U.S. Must Reveal If It Will Defend ‘Don’t Ask, Don’t Tell’

The Obama Administration was ordered to reveal whether it intends to defend the legality of “Don’t Ask Don’t Tell” and explain why an appeal of a ruling striking down the policy should not be dismissed.

A federal appeals court in San Francisco issued the order today after ruling on July 6 that the “Don’t Ask, Don’t Tell” policy on gays serving in the armed forces must immediately end. The ruling blocks enforcement of the policy, which prohibits gays and lesbians from serving openly in the military, while the court reviews a lower-court decision that the law is unconstitutional.

It appears “that the government is not prepared to defend the constitutionality” of the military’s ban on gays, the appeals court said in an order today.

President Barack Obama on Dec. 22 signed into law legislation lifting the 1993 policy. The White House said then that it would take a matter of months for new rules to be put in place. Certification of the repeal is “just weeks away,” Pentagon spokesman Marine Colonel Dave Lapan said July 6.

The Log Cabin Republicans, a group that promotes equal rights for gays and lesbians, sued to overturn the ban.

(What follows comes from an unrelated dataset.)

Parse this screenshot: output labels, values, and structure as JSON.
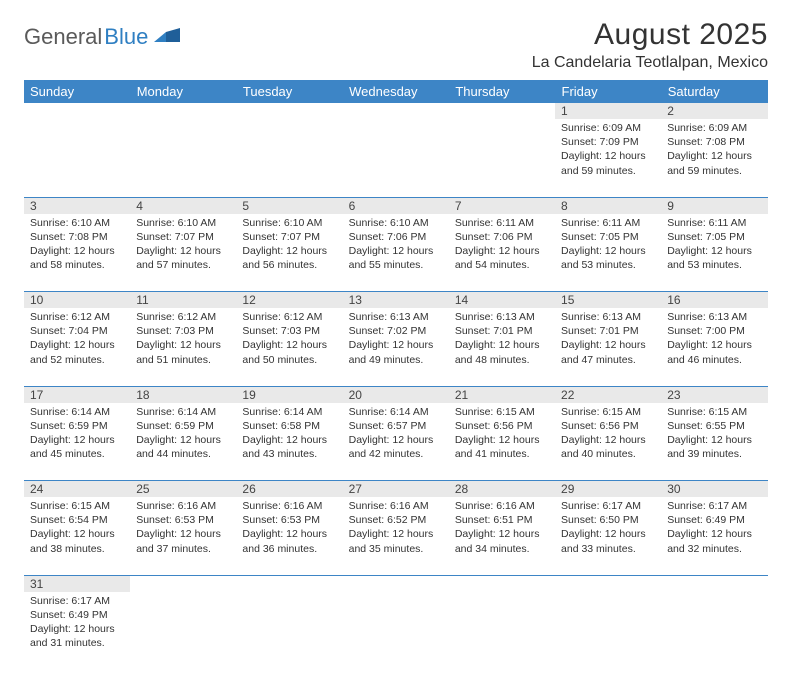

The federal appeals court said today that no party in the case has indicated an intention to defend the ban or argue that the lower-court ruling should be reversed. Other groups may be allowed to intervene in the case to defend “Don’t Ask, Don’t Tell,” the court said.

The government has 10 days to respond to the court’s order, according to the filing.

Tracy Schmaler, a Justice Department spokeswoman, didn’t immediately return a voice-mail message.

“We have said all along that the policy is unconstitutional,” said R. Clarke Cooper, executive director of the Log Cabin Republicans. The appeals court is now asking the Justice Department, “Do you concur that it’s not constitutional?” he said in a phone interview.

The case is Log Cabin Republicans v. U.S., 10-56634, U.S. Court of Appeals for the Ninth Circuit (San Francisco).